Os serviços de Ater foram iniciados no final da década de quarenta, no contexto da política desenvolvimentista do pós-guerra, com o objetivo de promover a melhoria das condições de vida da população rural e apoiar o processo de modernização da agricultura, inserindo-se nas estratégias voltadas à política de industrialização do país. A Ater foi implantada como um serviço privado ou paraestatal, com o apoio de entidades públicas e privadas. Em meados da década 1970, o governo do presidente Ernesto Geisel “estatizou” o serviço, implantando o Sistema Brasileiro de Assistência Técnica e Extensão Rural – Sibrater, coordenado pela Embrater e executado pelas empresas estaduais de Ater nos estados, as Emater. Como parte dos programas de Ater daquela época, durante mais de uma década, a participação do Governo Federal chegou a representar, em média, 40% do total dos recursos orçamentários das Emater, alcançando até 80%, em alguns estados.
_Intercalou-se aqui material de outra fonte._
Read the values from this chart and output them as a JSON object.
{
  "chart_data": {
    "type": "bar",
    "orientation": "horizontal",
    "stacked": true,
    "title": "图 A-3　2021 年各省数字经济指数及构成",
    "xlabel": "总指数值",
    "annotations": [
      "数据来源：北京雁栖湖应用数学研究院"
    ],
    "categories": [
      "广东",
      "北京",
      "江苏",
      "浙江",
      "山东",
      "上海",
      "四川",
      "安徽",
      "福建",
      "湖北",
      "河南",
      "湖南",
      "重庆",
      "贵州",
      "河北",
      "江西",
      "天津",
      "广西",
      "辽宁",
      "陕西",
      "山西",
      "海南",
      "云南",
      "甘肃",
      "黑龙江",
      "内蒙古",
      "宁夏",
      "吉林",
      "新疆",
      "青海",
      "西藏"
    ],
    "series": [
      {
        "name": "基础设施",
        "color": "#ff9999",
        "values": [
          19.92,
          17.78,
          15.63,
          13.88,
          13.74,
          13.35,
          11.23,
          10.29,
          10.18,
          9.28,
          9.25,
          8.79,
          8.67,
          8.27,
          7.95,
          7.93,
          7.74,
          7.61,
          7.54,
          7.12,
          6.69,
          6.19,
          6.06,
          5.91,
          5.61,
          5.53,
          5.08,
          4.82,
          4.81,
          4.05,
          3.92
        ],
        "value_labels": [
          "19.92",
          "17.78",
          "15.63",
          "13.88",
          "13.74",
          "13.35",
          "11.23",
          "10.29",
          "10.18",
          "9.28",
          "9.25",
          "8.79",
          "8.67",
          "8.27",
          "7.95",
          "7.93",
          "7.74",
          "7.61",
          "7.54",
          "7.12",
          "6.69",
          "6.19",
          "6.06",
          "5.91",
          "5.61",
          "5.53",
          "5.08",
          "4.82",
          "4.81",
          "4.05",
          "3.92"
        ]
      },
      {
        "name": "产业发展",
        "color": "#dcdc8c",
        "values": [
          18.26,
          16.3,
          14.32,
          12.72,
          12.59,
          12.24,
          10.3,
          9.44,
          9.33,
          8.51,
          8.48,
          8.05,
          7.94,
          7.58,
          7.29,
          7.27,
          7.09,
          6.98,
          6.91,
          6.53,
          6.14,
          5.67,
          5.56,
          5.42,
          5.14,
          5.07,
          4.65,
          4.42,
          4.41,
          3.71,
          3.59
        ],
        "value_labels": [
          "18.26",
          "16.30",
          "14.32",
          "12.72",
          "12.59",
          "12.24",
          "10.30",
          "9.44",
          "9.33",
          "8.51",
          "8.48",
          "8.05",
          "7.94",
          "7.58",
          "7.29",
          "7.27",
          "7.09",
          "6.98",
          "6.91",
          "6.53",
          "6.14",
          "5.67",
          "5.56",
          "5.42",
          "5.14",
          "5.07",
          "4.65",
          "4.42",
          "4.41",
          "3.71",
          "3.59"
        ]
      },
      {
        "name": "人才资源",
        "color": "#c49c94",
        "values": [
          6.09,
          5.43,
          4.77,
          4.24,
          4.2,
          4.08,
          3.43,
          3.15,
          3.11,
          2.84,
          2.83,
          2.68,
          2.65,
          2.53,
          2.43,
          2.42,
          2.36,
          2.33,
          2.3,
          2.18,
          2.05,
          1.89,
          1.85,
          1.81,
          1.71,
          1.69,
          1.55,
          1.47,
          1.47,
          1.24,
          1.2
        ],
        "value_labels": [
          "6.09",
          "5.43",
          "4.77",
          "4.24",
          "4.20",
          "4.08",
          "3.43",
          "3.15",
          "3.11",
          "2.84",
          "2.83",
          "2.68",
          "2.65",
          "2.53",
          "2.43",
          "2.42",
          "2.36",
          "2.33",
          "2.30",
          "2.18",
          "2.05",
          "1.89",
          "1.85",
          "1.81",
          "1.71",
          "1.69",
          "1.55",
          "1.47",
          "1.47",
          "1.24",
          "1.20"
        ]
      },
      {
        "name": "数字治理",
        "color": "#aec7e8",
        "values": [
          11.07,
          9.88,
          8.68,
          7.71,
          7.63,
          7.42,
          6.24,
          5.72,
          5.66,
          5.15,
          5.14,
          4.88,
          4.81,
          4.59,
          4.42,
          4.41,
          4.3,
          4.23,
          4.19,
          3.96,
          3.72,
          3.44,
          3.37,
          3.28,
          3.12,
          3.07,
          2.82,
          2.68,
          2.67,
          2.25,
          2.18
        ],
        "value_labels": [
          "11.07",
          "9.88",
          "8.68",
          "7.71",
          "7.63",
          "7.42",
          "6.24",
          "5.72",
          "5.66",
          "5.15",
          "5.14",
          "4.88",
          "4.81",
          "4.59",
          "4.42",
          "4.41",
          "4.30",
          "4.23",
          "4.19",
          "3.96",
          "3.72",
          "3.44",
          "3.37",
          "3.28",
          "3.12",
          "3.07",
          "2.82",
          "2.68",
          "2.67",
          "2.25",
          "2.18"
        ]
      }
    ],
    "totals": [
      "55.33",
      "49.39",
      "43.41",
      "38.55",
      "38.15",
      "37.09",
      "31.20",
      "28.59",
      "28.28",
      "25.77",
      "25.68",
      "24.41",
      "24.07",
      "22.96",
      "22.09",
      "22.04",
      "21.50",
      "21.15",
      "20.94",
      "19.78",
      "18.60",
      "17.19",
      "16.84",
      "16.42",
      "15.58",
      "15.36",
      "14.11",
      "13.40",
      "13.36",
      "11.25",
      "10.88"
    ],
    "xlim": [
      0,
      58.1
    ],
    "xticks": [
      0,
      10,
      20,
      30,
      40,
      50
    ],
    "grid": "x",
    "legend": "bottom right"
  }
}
Em 1990, o governo do presidente Collor de Mello extinguiu a Embrater, desativando o Sibrater e abandonando claramente os esforços antes realizados para garantir a existência de serviços de Ater no país. Na ausência do apoio federal aos serviços oficiais de Ater e diante da inexistência de uma política nacional para o setor, alguns estados da federação, num esforço de manutenção deste importante instrumento de política pública, reestruturaram os serviços dando-lhes diversas formas institucionais e criando novos mecanismos de financiamento e operacionalização das empresas oficiais, além de apoiarem outras entidades emergentes. Nesse mesmo período, surgiram e se expandiram várias iniciativas, visando suprir a carência e o vácuo deixado pelo Estado, destacando-se aquelas patrocinadas por prefeituras municipais, por organizações não-governamentais e por organizações de agricultores, entre outras.